Monitoring requires discipline and ownership. Without a named role responsible for regular monitoring, with regular reporting to decision-makers, and with defined thresholds that trigger investigation, monitoring falls away. The system works until someone realizes it doesn't — and by then, harm may have been done. The strongest governance systems treat monitoring as non-negotiable.
When a system's performance degrades, the response is usually retraining — updating the model with new data to restore performance. This creates new governance challenges. Retraining procedures: What triggers retraining? Automated trigger thresholds (if accuracy drops below 90%, automatically retrain) can be dangerous — a poorly retrained model may perform even worse. Manual trigger thresholds are safer but require monitoring discipline. Validation before deployment: A retrained model must be tested before replacing the production model, using recent data and the full test suite that validated the original model. Rollback procedures: What happens if a retrained model performs worse than the current production model? A governance system specifies that the previous model remains in production until the new model demonstrates superior performance.

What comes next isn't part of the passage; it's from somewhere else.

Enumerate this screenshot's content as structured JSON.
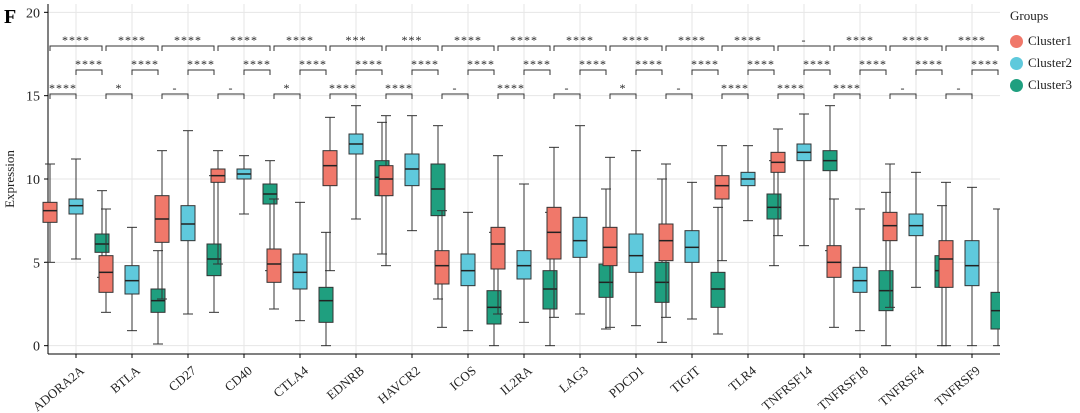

When an AI system causes significant harm, what is the organizational response? A governance system specifies this. An incident might be: the system's decisions causing demonstrable harm to individuals (a hiring system disproportionately rejecting qualified candidates from a protected class, a credit system making decisions that harm a subgroup). The incident response: who is notified, how quickly, what investigation is undertaken, what remediation is offered, and what changes are made to prevent recurrence. Without incident management procedures, harm often remains hidden until external pressure forces a response.
The governance challenges described in Lessons 1-3 (understanding black-box systems, negotiating contracts, writing requirements) all set the stage. But governance actually happens in Lesson 4 — in the daily, unglamorous work of monitoring whether systems do what they should, updating them when they drift, and responding when they fail. An organization that commits to pre-deployment governance but deprioritizes post-deployment monitoring has not actually established governance — it has completed a governance theater performance.
Create the operational structure that keeps a deployed AI system under governance
An organization has deployed an AI system. Your job is to design the post-deployment governance system that will keep it accountable. You will specify: what will be monitored, how often, what thresholds will trigger action, who is responsible, how incidents are handled, and how the system will be updated.
For a deployed AI system: (1) Write your monitoring plan — what metrics will you track, how frequently, with what disaggregation? (2) Specify trigger thresholds — what performance level would cause you to investigate or pull the system? (3) Describe your incident response — what happens when the system causes significant harm? (4) Outline retraining governance — what triggers retraining, how is the retrained model validated, and how do you ensure it is actually better before deploying?